Superantispyware threats?

hi all.

my scheduled scan took almost two hours last nite (it usually only takes about 35 minutes)and reported it had found a bunch of threats:

Process4052(superantispyware.exe),memory block0x0000000008E2000 Threat:Win32:Rimecud-B(worm)
" " " Win32:Autorun-AZ(worm)
" " " Win32:Kobcka-M(Trj)
" " " Win32:Zlob-RF(Trj)
" " " Win32:Tiny-IF(Trj)
" " " Win32:FakeAlerT-ZF(Trj)

all of these were “high” severity, but i wasn’t able to apply an action (the “apply” button was greyed out).

i ran another full scan this morning, with no threats found, taking the normal amount of time to run.

comments?

(i’d have posted an image of the results, but couldn’t seem to…)

thanks!

Most likely decrypted virus signatures in superantispyware’s memory are detected.
I’d suggest not to use the memory scan, or ignore those results.

A lot of people will disagree with me on this one but my advice would be to uninstall SuperAntiSpyware and just use AIS and MBAM.

I used SuperAntiSpyware for a while and did not like the way it behaved.

Which has nothing to do with the actual topic and is entirely the users choice.

If the User is happy with how it behaves, what’s the problem; if they weren’t happy with the way it behaves I guess they wouldn’t still have it installed. Nothing to stop them having both SAS and MBAM installed provided they aren’t both resident.

thanks for all the advice, folks. it’s great to have a place where one can have questions answered so quickly! i like superantispyware, i was just concerned when i saw all those threats… :-*

Welcome to forums moosedry :slight_smile:

Actually it is relevant as SAS has given a certain set of results one night then a different set of results the next morning. Like Igor said, ‘Most likely decrypted virus signatures in superantispyware’s memory’. I did say ‘alot of people will disagree with me.’ It’s only my opinion, take it or leave it. Has anyone had this problem with AIS or MBAM??? MMmm!

Sorry it is totally irrelevant as this is avast detecting SAS signatures in memory.

Nothing to do with SAS behaviour, but the user doing a custom scan and electing to scan memory - Something which Igor/Vlk says is a waste of time as if it is in memory it is already too late. and guess what MBAM and a number of other security applications also put unencrypted signatures in memory. You really need to check out the viruses and worms forum to see this is correct.

Scanning memory is always too late…
Why does the manufacturer load unencrypted signatures? To force the conflict? To bash another product (with the false positive)?
I’m not saying MBAM or SAS are doing that… It will be FUD. But, after all, why is this happening?
Are they losing the “battle” for the resident antivirus programs? ???

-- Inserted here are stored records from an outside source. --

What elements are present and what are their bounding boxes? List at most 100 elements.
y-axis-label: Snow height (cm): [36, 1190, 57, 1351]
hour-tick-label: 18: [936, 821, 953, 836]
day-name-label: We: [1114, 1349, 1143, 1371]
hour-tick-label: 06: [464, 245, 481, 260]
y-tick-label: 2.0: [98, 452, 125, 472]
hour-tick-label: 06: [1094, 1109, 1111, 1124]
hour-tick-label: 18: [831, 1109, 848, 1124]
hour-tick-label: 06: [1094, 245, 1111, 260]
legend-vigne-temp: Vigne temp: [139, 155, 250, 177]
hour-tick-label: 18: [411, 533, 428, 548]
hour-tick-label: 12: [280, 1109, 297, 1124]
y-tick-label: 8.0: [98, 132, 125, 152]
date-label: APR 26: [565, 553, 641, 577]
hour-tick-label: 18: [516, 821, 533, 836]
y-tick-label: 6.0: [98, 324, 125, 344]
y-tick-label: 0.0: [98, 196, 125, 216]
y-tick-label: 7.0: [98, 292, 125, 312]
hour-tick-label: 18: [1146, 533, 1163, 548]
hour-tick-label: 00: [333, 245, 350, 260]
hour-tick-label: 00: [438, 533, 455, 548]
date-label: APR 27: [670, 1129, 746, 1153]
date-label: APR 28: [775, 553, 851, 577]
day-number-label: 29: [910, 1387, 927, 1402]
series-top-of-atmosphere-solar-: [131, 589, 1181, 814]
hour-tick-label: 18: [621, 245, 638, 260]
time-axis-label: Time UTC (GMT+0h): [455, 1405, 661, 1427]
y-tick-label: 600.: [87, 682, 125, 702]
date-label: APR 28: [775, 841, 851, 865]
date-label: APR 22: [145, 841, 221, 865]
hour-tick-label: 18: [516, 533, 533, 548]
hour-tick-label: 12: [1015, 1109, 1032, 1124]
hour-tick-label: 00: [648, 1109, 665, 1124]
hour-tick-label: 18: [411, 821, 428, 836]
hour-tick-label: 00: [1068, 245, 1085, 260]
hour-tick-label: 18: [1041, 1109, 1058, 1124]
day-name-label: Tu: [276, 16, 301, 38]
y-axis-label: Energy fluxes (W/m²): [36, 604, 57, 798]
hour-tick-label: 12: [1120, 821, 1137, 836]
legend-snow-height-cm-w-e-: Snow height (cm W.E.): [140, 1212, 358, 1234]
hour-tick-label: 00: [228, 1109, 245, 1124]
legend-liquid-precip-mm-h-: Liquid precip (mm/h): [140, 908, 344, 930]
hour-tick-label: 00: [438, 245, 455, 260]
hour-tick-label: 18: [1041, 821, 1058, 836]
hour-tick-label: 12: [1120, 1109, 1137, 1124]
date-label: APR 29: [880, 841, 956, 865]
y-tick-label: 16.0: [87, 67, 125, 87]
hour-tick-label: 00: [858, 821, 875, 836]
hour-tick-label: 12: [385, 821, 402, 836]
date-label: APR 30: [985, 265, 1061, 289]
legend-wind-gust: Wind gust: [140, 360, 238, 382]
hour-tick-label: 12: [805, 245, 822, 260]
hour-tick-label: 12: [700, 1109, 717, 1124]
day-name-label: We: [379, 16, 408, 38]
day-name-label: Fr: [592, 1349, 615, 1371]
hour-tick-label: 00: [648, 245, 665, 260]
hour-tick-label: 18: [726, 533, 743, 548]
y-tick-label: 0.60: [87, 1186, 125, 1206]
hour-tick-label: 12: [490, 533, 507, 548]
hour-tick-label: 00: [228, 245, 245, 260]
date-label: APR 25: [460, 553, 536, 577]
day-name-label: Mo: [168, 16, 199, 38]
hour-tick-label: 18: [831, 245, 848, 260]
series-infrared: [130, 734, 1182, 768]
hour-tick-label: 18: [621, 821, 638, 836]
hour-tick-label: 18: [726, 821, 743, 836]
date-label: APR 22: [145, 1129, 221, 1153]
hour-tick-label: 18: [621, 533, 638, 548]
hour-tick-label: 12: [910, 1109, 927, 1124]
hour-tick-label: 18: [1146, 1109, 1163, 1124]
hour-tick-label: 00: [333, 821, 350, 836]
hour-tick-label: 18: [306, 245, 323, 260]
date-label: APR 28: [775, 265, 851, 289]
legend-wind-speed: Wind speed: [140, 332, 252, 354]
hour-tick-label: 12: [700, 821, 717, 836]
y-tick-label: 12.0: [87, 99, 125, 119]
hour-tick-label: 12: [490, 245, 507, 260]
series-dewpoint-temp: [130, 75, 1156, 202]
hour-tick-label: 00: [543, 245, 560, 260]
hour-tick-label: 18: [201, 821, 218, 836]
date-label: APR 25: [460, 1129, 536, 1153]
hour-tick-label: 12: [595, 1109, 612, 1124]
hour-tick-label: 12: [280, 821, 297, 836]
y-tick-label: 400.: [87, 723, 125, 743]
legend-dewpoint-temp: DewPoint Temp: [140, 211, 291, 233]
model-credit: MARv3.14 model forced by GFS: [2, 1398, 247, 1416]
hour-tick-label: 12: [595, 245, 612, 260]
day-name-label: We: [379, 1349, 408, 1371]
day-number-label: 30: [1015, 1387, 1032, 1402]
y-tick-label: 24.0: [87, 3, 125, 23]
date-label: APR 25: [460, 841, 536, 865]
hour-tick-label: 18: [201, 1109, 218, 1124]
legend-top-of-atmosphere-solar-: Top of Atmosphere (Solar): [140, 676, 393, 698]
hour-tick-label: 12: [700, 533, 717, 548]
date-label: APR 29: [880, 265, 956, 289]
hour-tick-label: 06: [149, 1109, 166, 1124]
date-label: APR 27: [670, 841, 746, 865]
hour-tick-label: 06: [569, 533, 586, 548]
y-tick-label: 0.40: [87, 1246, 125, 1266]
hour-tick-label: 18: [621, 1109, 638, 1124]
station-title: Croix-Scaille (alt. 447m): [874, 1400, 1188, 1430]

Effectively they aren’t false positives, since the user has elected to scan memory looking for virus signatures (a pointless exercise as has been stated), so you shouldn’t be too surprised when it finds some and that can’t be considered a false positive. It has done as you asked and found some.

I can also remember the same thing being reported with avast signatures in memory, so we aren’t whiter than white, it is all about electing to scan memory.

As to why is it happening, we all know that running programs from memory is faster than running them from the hard disk and that is no different to security applications loading and using signatures from memory.

Everyone is looking for an edge in having their programs scan more quickly, if they were encrypted in memory some of that edge would be lost as they would have to be decrypted and that would possibly be done in memory too (quicker). So we are still in a catch 22 situation, as memory management is done by windows and having run a scan those signatures are likely to still be in memory for a while. If you happen to run a memory scan during that period they could be detected.